Application system effects. Another factor that can torpedo the three-to-five users rule is the application system being evaluated. Some systems are very much larger than others. For example, an enormous Website or a large and complex word processor will harbor many more possibilities for UX problems than, say, a simple inter-office scheduling system. If each participant can explore only a small portion of such an application, the overlap of problems among participants may be insignificant. In such cases the cost–benefit function will peak with many more participants than three to five.

You have to settle for a sensible approach with a practical outcome

Okay, so what is the answer? What is the best number of participants to use in testing? Our friend Jim Foley’s answer to any HCI question was never more appropriate than it is here: It depends! It takes as many participants as it takes for your situation, your application, your design, your resources, and your goals.

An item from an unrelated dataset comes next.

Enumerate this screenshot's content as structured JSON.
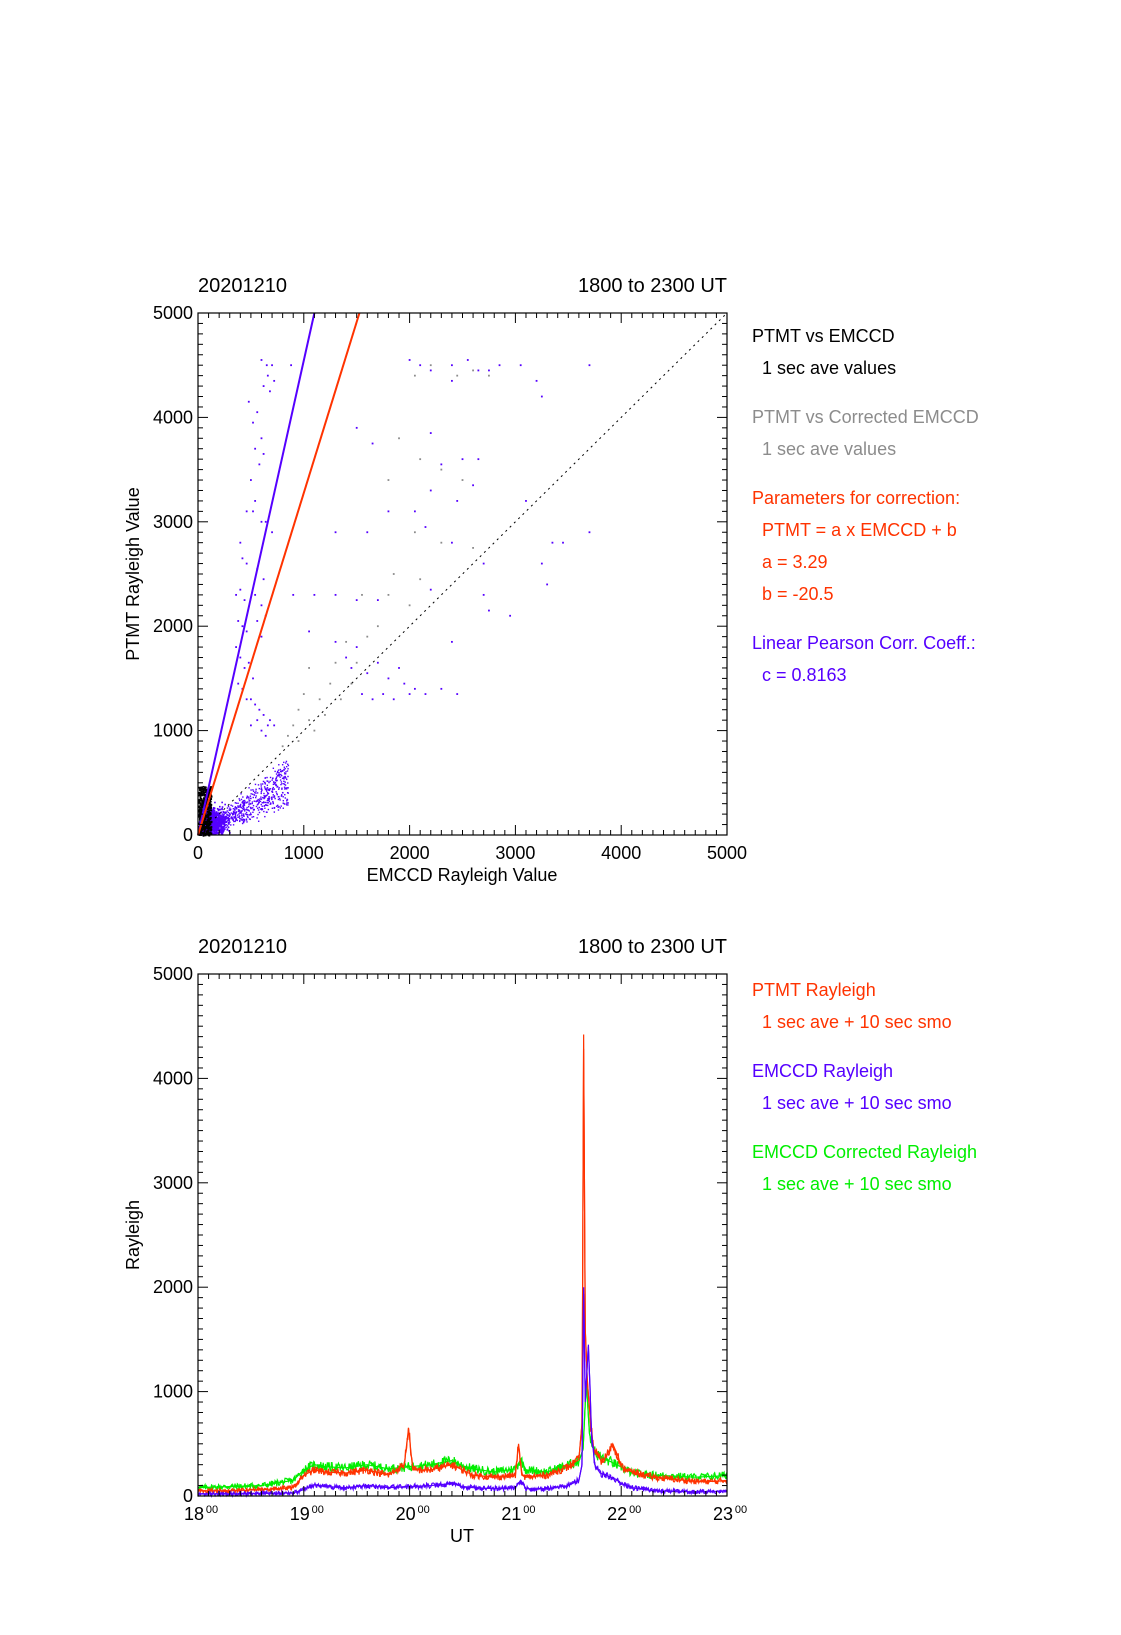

You have to decide for yourself every time you do UX testing—how many participants can you afford. You cannot compute and graph all the curves we have been talking about because you will never know how many UX problems exist in the design so you will never know what percentage of the existing problems you have found. You do not have to use those curves, anyway, to have a pretty good intuitive feeling for whether you are still detecting useful new problems with each new participant. Look at the results from each participant and each iteration and ask if those results were worth it and whether it is worth investing a little more. Based on how much time and money you can afford and how easily you can recruit participants, use your UX practitioner thinking skills and ask yourself, do you feel lucky? Huh? Do you think there are more reasonably significant UX problems still out there that you can still find and fix and thereby improve the product? Then go ahead; make the UX practitioner’s day—iterate.